Foi a associação que levou ao STF (Supremo Tribunal Federal) uma ação que busca manter o modelo de chamamento do Mais Médicos. Uma outra ação na corte, proposta pelo Conselho de Reitores das Universidades, vai no caminho oposto e questiona essa previsão.
A judicialização sobre o tema, em que instituições conseguiram na Justiça dar andamento a seus processos, também é apontada como um problema na ação da Anup.
Do Mais Médicos, em 2013, até a trava de 2018, foram criadas 13 mil vagas. Já nos quatro anos seguintes, período do governo Bolsonaro com a medida herdada de Temer, o número de vagas aumentou em 8.522 (a maior parte em instituições privadas) —grande parte criadas após a judicialização do tema.

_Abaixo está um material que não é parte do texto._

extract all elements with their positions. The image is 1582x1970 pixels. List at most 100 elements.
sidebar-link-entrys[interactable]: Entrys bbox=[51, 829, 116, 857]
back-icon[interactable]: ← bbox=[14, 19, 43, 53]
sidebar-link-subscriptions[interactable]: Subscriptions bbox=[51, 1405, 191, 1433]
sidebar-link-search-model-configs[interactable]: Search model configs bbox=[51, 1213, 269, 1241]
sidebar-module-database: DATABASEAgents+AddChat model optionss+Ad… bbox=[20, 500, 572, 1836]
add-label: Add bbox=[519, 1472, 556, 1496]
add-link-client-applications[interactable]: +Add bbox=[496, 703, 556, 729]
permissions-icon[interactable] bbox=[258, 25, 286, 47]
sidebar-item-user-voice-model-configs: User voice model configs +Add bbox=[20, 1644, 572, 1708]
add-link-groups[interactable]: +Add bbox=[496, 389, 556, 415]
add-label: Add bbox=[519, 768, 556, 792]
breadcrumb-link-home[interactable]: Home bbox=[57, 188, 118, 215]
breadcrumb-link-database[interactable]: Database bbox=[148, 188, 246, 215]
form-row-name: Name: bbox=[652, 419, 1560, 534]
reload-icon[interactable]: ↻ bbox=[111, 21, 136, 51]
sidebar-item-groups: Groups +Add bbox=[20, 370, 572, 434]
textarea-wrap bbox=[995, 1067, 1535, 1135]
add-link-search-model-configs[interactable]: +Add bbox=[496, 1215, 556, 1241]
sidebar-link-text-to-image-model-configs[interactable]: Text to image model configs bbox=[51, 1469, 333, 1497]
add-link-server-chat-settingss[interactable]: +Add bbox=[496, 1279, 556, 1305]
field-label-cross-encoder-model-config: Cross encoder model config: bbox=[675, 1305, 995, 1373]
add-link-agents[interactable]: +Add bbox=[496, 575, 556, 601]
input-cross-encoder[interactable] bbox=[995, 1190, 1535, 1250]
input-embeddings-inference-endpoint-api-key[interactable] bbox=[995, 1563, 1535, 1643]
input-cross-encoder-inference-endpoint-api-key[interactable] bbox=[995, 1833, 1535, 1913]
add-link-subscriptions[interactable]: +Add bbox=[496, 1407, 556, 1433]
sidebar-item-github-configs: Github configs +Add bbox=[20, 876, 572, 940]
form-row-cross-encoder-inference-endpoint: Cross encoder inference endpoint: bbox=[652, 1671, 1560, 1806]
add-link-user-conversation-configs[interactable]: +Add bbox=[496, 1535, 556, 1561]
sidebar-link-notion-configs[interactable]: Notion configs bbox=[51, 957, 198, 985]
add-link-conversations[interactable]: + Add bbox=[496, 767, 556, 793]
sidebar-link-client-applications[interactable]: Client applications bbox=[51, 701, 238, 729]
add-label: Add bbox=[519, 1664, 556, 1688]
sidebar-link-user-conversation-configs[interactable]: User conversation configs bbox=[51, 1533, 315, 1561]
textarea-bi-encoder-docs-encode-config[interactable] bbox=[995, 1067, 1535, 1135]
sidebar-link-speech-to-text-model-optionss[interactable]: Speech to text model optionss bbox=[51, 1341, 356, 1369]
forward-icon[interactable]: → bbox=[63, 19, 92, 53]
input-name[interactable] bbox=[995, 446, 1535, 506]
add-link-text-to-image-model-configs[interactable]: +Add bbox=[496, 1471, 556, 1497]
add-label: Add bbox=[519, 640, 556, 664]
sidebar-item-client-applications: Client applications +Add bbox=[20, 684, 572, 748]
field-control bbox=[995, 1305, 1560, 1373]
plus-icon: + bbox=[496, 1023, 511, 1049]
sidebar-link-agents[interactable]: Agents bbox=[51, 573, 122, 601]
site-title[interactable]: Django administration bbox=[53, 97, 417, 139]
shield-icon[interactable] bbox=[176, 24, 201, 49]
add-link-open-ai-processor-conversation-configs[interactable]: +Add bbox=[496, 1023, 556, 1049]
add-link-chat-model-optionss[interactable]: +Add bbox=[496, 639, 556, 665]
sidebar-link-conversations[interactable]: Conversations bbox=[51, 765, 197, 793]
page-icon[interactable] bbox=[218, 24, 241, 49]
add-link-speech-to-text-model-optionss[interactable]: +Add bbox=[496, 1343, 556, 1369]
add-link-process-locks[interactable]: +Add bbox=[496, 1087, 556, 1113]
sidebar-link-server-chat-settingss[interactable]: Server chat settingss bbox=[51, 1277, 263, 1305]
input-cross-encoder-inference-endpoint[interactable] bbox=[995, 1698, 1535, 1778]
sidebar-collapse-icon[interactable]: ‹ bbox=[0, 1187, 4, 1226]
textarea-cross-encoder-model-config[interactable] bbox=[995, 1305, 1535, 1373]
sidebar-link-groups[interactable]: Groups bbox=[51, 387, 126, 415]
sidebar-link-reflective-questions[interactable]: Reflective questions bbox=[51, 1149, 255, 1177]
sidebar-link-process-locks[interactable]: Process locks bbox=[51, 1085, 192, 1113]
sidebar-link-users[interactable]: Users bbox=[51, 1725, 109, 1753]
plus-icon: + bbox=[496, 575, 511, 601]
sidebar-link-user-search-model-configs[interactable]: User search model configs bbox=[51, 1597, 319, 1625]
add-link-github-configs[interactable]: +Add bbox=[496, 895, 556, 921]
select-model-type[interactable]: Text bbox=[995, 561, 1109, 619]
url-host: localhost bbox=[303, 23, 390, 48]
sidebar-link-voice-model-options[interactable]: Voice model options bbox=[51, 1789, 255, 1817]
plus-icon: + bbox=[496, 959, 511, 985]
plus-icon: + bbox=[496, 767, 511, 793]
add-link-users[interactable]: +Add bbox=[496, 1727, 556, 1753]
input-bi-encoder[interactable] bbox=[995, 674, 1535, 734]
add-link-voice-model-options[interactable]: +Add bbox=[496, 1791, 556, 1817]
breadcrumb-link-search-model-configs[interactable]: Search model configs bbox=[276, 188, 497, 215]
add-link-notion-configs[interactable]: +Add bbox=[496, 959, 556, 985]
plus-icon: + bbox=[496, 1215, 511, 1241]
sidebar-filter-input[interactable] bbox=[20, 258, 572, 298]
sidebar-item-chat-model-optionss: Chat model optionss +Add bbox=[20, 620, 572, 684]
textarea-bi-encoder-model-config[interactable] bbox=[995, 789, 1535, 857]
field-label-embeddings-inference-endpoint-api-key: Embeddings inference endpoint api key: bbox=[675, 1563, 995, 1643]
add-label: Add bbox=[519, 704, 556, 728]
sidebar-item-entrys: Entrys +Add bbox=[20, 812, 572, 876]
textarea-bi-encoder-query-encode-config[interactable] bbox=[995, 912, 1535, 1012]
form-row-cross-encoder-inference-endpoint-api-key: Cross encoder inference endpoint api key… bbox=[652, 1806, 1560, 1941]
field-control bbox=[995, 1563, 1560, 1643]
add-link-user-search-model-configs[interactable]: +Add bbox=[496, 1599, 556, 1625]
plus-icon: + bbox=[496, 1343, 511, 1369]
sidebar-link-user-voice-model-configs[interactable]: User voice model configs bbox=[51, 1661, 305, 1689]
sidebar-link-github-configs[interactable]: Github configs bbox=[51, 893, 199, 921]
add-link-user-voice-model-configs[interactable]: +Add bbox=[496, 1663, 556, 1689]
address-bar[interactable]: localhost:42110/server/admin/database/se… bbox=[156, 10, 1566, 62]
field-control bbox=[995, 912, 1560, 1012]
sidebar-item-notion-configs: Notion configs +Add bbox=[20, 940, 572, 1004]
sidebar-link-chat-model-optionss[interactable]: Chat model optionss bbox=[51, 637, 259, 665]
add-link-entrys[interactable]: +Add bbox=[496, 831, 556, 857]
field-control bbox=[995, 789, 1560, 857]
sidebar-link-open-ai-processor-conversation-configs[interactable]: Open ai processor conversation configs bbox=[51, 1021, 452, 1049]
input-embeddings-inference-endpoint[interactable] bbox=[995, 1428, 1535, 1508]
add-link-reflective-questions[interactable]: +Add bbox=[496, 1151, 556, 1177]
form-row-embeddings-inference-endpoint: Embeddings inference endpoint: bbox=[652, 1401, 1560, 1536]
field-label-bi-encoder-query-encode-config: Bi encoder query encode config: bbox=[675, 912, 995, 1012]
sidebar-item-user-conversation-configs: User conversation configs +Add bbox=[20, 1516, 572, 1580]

O mercado vê na medicina a maior aposta de lucro. Estima-se que um curso com 100 vagas valha cerca de R$ 200 milhões.
Isso ocorre tanto por causa das altas mensalidades dos cursos (a média é de R$ 8.462,61) —em contraste com um mercado que se expande na educação à distância, com baixos tickets médios—, quanto pelo amplo sucesso na ocupação de vagas.
Medicina tem a melhor taxa de ocupação de vagas no país, com índice de 96,6% em 2021, segundo dados oficiais. A evasão é a mais baixa, de 4% nos anos de 2017 e 2018, contra 19% em engenharia, 18% em direito e 16% em enfermagem.
“Agora, depois da pandemia, já há carência de médicos em grandes centros, e por que não permitir que projetos de qualidade possam dar entrada?”, questiona.
Enquanto a discussão não é concluída, a diferença regional do número de médicos no país permanece. A média de profissionais por mil habitantes no Brasil é de 2,4, próximo a alguns países ricos. Mas a taxa não pega as desigualdades regionais.
São 502.475 médicos atuando no Brasil, segundo o estudo do CFM (Conselho Federal de Medicina) com a USP (Universidade de São Paulo). Mas a presença de profissionais por mil habitantes vai de 3,7 no Rio de Janeiro a 0,8, no Maranhão, segundo um estudo de 2020 do Conselho Nacional de Educação.
Os números ainda escondem a concentração dos profissionais nas capitais, ressalta a entidade.